Place your jar of Nutella in the fridge.
Preheat your oven to 170C/ 150C Fan. Line a cupcake tray with 6 cupcake cases.
Melt butter in the microwave.
Add Sugar and cocoa powder to a mixing bowl. Pour over the melted butter and whisk for 1-2 minutes.
Whisk in your egg until you have a smooth and thick mix.
Mix in your vanilla and salt.
Fold in the flour and chocolate chips until just combined.
Divide mixture into your 6 cases and bake for 20-22 minutes
Once cooked, leave to cool until you have the smallest amount of heat left in them.
Remove from the case and crumble up in a bowl. Add in 25g of cream cheese and 25g of Nutella.
Mix until it forms together then place in the fridge for about 10/15 minutes to chill.
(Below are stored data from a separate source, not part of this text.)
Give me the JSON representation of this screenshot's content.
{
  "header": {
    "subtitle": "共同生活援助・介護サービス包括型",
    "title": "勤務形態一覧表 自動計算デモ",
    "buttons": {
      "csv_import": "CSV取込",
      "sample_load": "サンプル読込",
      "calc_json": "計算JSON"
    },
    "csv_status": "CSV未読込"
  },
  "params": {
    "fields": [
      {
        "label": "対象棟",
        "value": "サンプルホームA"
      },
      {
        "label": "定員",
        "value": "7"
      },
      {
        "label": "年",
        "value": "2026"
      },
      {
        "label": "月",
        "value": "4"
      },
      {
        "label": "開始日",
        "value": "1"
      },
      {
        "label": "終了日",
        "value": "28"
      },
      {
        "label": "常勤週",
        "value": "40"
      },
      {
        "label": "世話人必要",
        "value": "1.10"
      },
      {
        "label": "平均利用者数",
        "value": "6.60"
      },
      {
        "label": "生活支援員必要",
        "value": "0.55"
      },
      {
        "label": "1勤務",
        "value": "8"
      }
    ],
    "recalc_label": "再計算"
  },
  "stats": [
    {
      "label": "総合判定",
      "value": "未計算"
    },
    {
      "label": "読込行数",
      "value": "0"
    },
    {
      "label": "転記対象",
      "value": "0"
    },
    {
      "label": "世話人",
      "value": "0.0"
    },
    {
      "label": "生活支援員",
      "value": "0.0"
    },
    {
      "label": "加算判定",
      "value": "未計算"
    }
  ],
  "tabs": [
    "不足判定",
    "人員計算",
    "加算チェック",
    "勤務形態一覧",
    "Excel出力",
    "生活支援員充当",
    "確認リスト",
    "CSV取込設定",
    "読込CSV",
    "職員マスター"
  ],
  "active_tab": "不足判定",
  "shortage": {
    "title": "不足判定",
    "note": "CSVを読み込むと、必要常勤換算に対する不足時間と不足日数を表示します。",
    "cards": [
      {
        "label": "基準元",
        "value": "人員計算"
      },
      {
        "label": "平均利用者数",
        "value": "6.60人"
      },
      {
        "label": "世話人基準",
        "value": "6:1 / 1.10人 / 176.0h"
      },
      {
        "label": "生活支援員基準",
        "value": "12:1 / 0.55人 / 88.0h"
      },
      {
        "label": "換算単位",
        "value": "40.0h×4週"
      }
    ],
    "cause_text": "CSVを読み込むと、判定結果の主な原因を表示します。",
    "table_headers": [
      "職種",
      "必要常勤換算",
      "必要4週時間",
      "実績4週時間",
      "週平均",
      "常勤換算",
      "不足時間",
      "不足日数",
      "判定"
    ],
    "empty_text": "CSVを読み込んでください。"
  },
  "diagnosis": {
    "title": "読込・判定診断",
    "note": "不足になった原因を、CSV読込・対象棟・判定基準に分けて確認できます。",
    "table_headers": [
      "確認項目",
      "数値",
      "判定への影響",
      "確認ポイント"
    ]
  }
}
Once chilled, Separate dough in portions of about 20g. Ball up then flatten to the palm of your hand. Add a 1/4 teaspoon of Nutella then carefully fold over each side and roll into a firm ball. Place all your Nutella filled balls onto a sheet of parchment and leave in the fridge for at least 30 minutes
Once balls are chilled and firm, melt your 40g of Nutella and 150g of chocolate in the microwave until smooth.
Dip a ball one at time into the chocolate, coat with a spoon then remove ball with a fork tapping the extra chocolate off at the side of the bowl.
Place your balls back onto the parchment paper.
Once balls are all coated, drizzle with the remaining chocolate and sprinkle with hazelnuts.
Leave balls to set in the fridge until firm.
These balls need to be kept refrigerated. Pull them out of the fridge about 10/15 minutes before for optimal eating.